In honor of Black History Month, Stone Pigman celebrates the contributions of African Americans who have dedicated themselves to the fight for justice and equality. Our Chief Diversity Officer Heather Lonian provides a curated list of essential fiction and non-fiction books about the black experience and the impact of racism on American society.

2024 Black History Month Reading List:

Lost Prophet: The Life and Times of Bayard Rustin by John D'Emilio. This biography details the life of Bayard Rustin, a passionate believer in non-violence, a close ally of Dr. Martin Luther King, and the architect of the 1963 March on Washington. Rustin's contributions to the Civil Rights Movement, long overlooked due in part to his homosexuality, are the subject of Rustin, the 2023 film for which Colman Domingo was recently nominated for an Academy Award for Best Actor.

A Gathering of Old Men by Ernest J. Gaines. Gaines, born to a family of sharecroppers on the River Lake Plantation in Point Coupée Parish, tells the story of a small rural Louisiana town's response to the murder of a white farmer.
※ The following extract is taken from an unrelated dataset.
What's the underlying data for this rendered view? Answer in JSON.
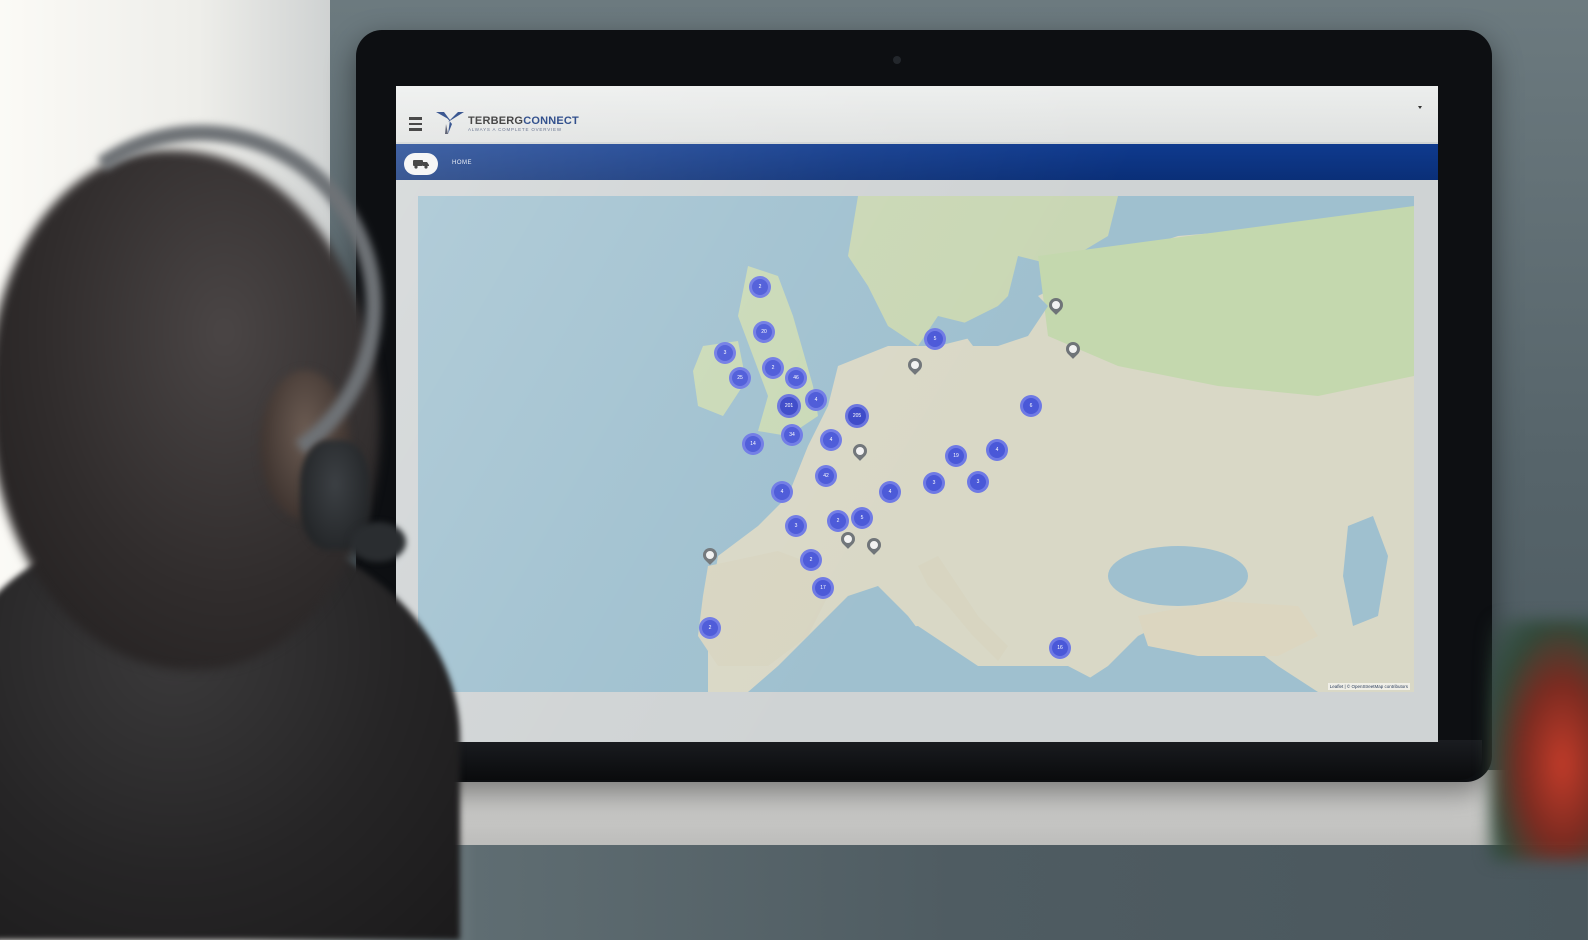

This book was adapted as a 1987 film directed by Volker Schlöndorff and starring Louis Gossett, Jr. and Holly Hunter.

Caste by Isabel Wilkerson. Wilkerson's bestseller, labeled an "instant classic" by the New York Times, is a fascinating reflection on the intersections of race and caste in American society. It was adapted by Ava DuVernay as the 2023 film Origin. 
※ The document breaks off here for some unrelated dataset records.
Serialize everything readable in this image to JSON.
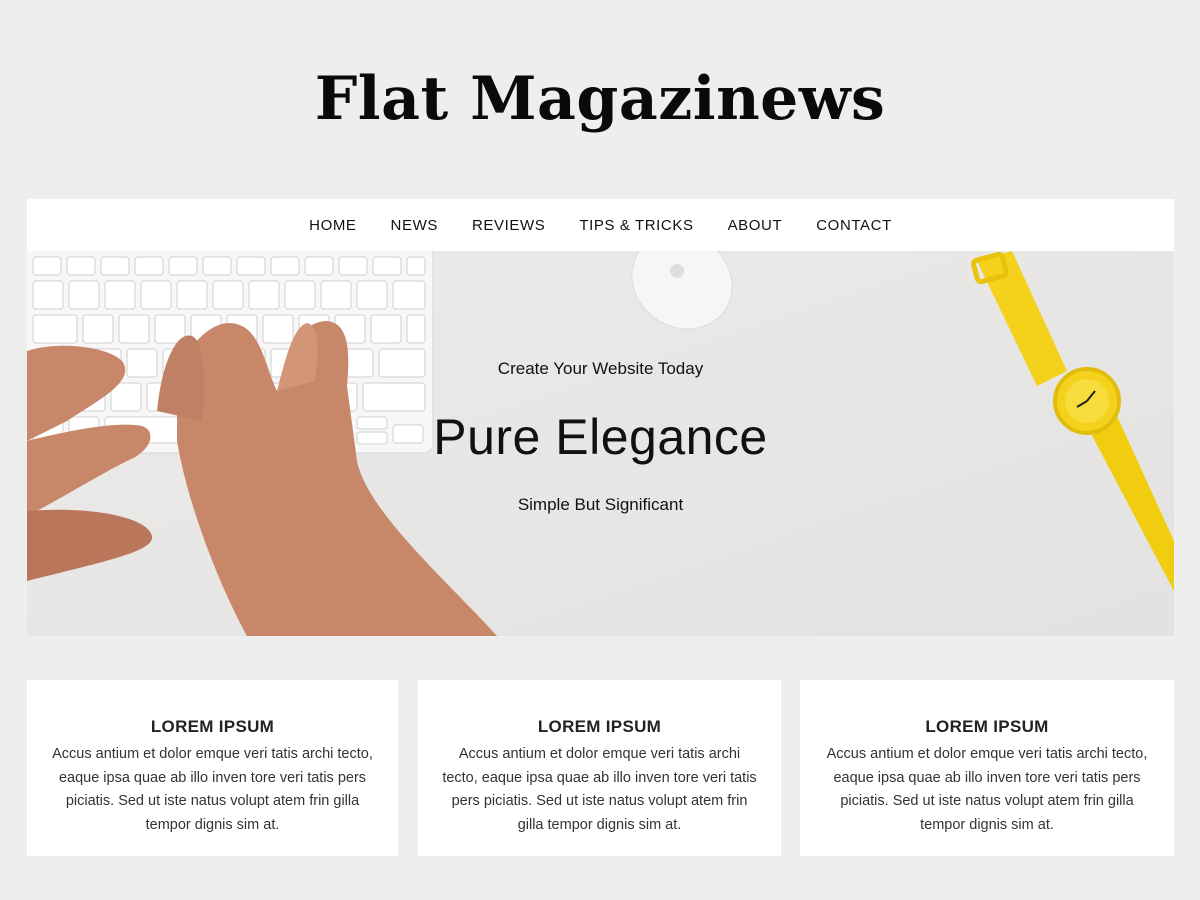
{
  "site": {
    "title": "Flat Magazinews"
  },
  "nav": {
    "items": [
      {
        "label": "HOME"
      },
      {
        "label": "NEWS"
      },
      {
        "label": "REVIEWS"
      },
      {
        "label": "TIPS & TRICKS"
      },
      {
        "label": "ABOUT"
      },
      {
        "label": "CONTACT"
      }
    ]
  },
  "hero": {
    "kicker": "Create Your Website Today",
    "title": "Pure Elegance",
    "subtitle": "Simple But Significant"
  },
  "cards": [
    {
      "title": "LOREM IPSUM",
      "text": "Accus antium et dolor emque veri tatis archi tecto, eaque ipsa quae ab illo inven tore veri tatis pers piciatis. Sed ut iste natus volupt atem frin gilla tempor dignis sim at."
    },
    {
      "title": "LOREM IPSUM",
      "text": "Accus antium et dolor emque veri tatis archi tecto, eaque ipsa quae ab illo inven tore veri tatis pers piciatis. Sed ut iste natus volupt atem frin gilla tempor dignis sim at."
    },
    {
      "title": "LOREM IPSUM",
      "text": "Accus antium et dolor emque veri tatis archi tecto, eaque ipsa quae ab illo inven tore veri tatis pers piciatis. Sed ut iste natus volupt atem frin gilla tempor dignis sim at."
    }
  ],
  "colors": {
    "page_background": "#eeeeee",
    "watch_yellow": "#f4d21c",
    "skin": "#c9876a"
  }
}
King: A Life by Jonathan Eig. This acclaimed biography provides a comprehensive, complex portrait of King and his legacy. If you liked the movie Selma, this book is well worth your time.
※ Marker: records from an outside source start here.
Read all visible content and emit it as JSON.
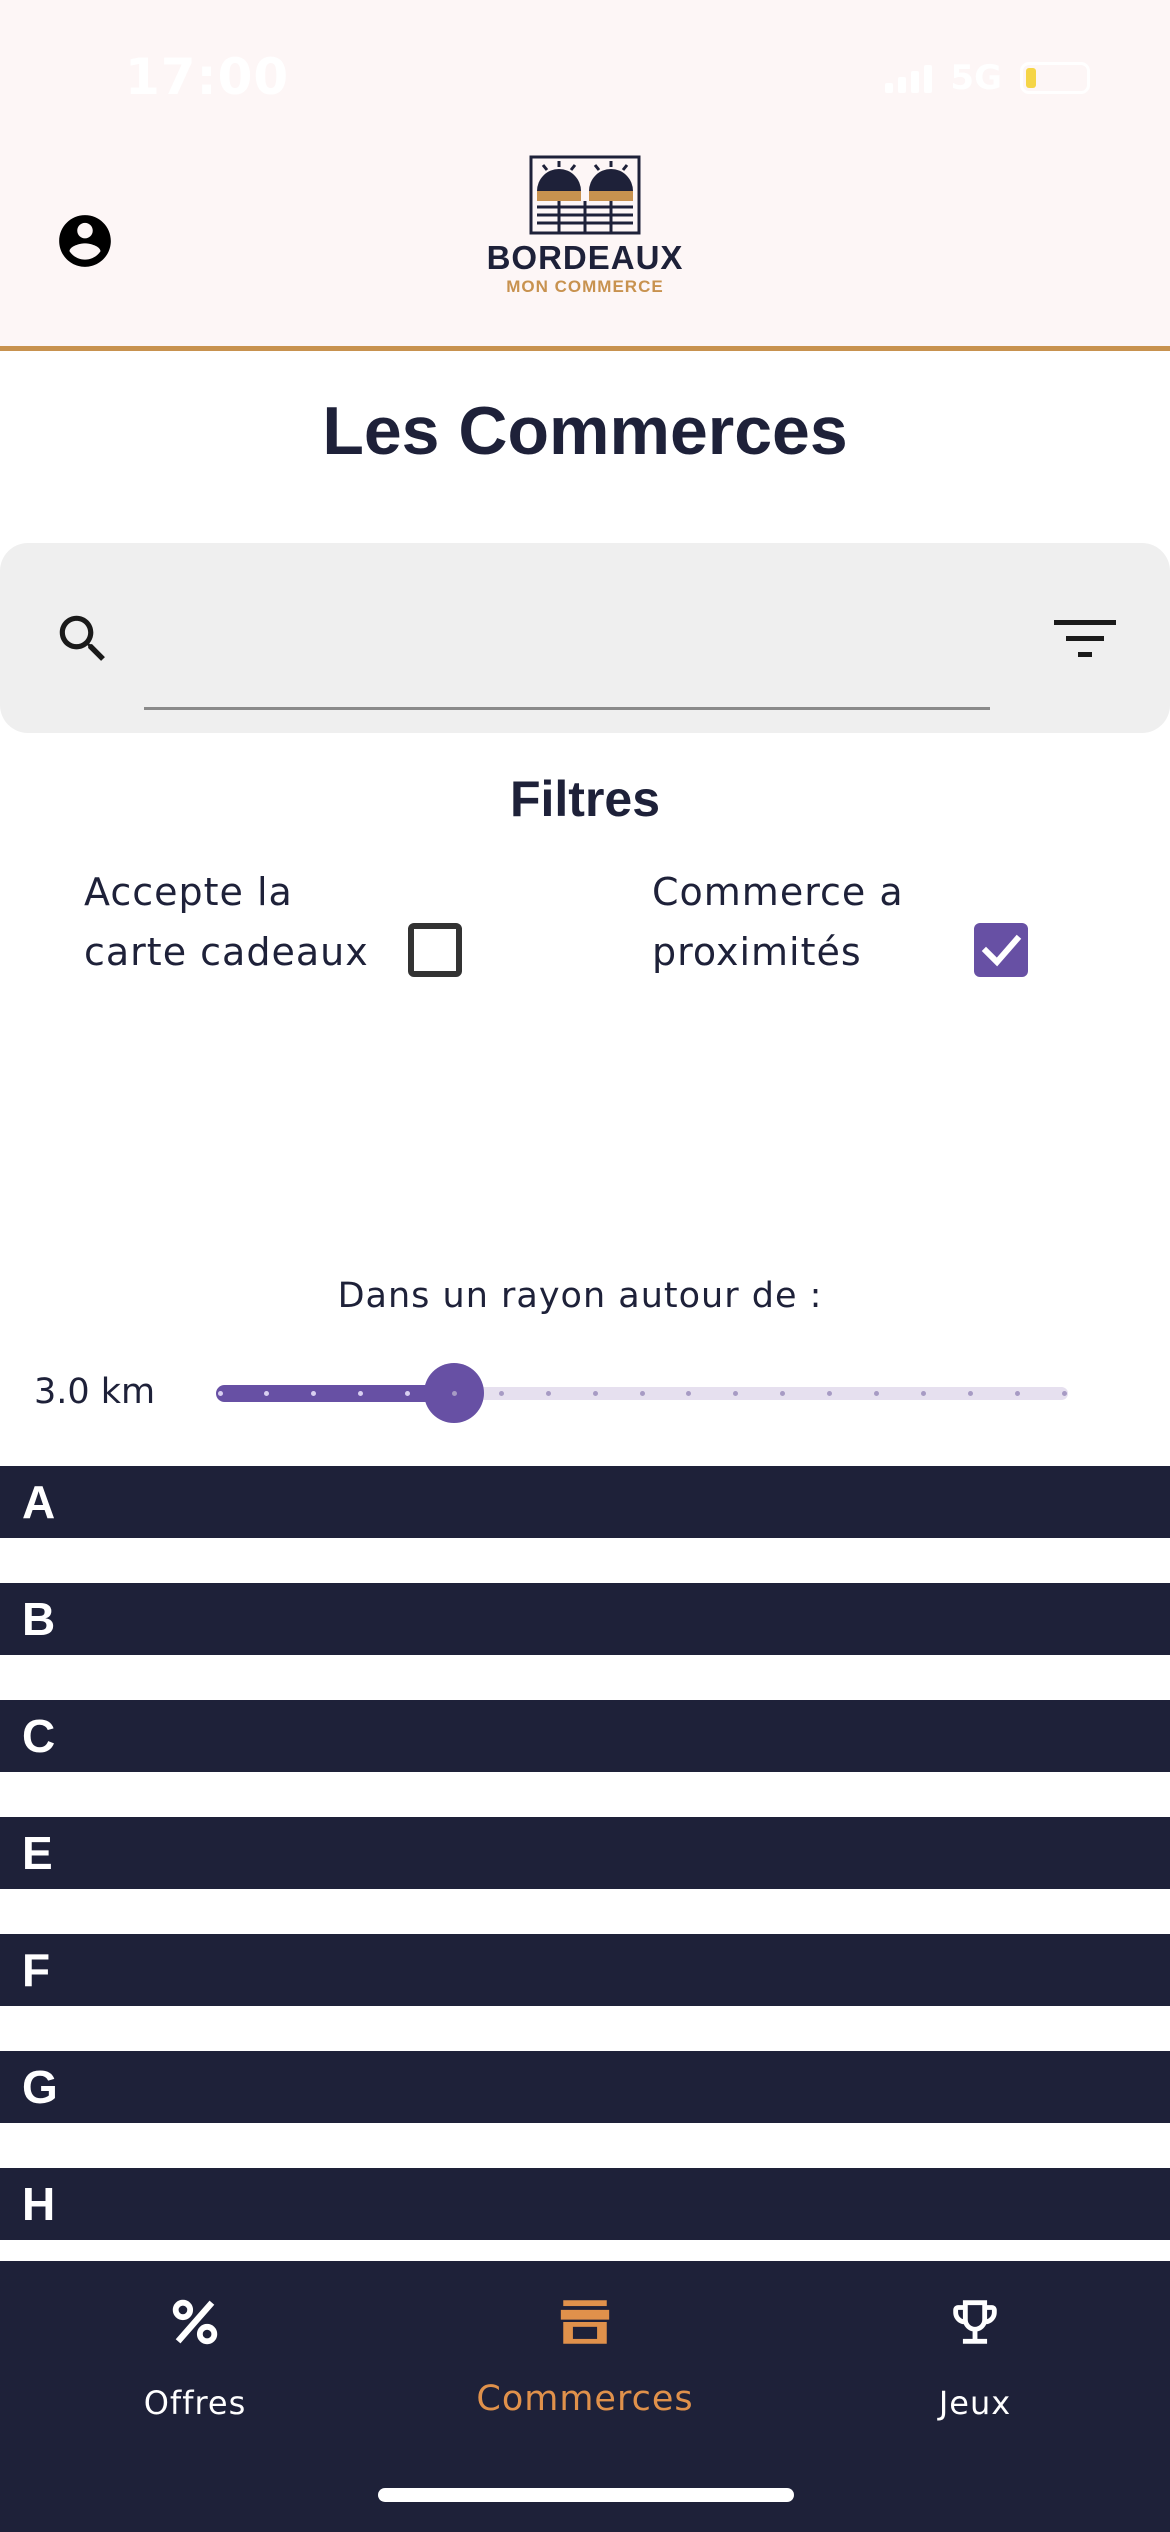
{
  "status_bar": {
    "time": "17:00",
    "network": "5G",
    "battery_color": "#f5d547"
  },
  "header": {
    "logo_title": "BORDEAUX",
    "logo_subtitle": "MON COMMERCE",
    "accent_color": "#c8924f",
    "icons": {
      "profile": "account-circle-icon"
    }
  },
  "page": {
    "title": "Les Commerces"
  },
  "search": {
    "value": "",
    "placeholder": "",
    "icons": {
      "search": "search-icon",
      "filter": "filter-icon"
    }
  },
  "filters": {
    "title": "Filtres",
    "gift_card": {
      "label": "Accepte la carte cadeaux",
      "checked": false
    },
    "nearby": {
      "label": "Commerce a proximités",
      "checked": true
    }
  },
  "radius": {
    "label": "Dans un rayon autour de :",
    "value_text": "3.0 km",
    "value_km": 3.0,
    "divisions": 19,
    "selected_index": 5
  },
  "sections": [
    "A",
    "B",
    "C",
    "E",
    "F",
    "G",
    "H"
  ],
  "bottom_nav": {
    "items": [
      {
        "label": "Offres",
        "icon": "percent-icon",
        "active": false
      },
      {
        "label": "Commerces",
        "icon": "store-icon",
        "active": true
      },
      {
        "label": "Jeux",
        "icon": "trophy-icon",
        "active": false
      }
    ],
    "active_color": "#e0914b",
    "inactive_color": "#ffffff"
  },
  "colors": {
    "navy": "#1e2139",
    "primary": "#6750a4"
  }
}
Sing, Unburied, Sing by Jesmyn Ward. Ward is a Tulane professor, recipient of a MacArthur Fellowship "genius grant," and winner of the Library of Congress Prize for American Fiction. Her third novel is a story of three generations of a Bois Sauvage, Mississippi family haunted by literal and metaphorical ghosts.   

Emmett Till: The Murder That Shocked the World and Propelled the Civil Rights Movement by Devery S. Anderson is a definitive account of the 1955 murder of 14-year-old Emmett Till. The brutal crime, immortalized by the photographs of his open casket funeral, and the subsequent acquittal of his killers by an all-white Mississippi jury, served as a catalyst for the Civil Rights Movement. The story of his mother, Mamie Till-Bradley, and her fight for justice is the subject of the 2022 film Till by Chinonye Chukwu.

The Color Purple by Alice Walker. This Pulitzer Prize-winning novel tells the story of Celie, a woman who overcomes abuse and heartbreak through hope, love, and friendship, has been adapted twice on screen (in 1985 and 2023) and on Broadway (in 2005). 

A More Noble Cause: A.P. Tureaud and the Struggle for Civil Rights in Louisiana by Dr. Rachel Emanuel and A.P. Tureaud, Jr. This book chronicles Tureaud's iconic career as one of the foremost legal strategists of the Civil Rights Movement. Working alongside Thurgood Marshall and the NAACP Legal Defense Fund, his legal challenges to segregation and other racially discriminatory practices helped to dismantle Jim Crow in Louisiana.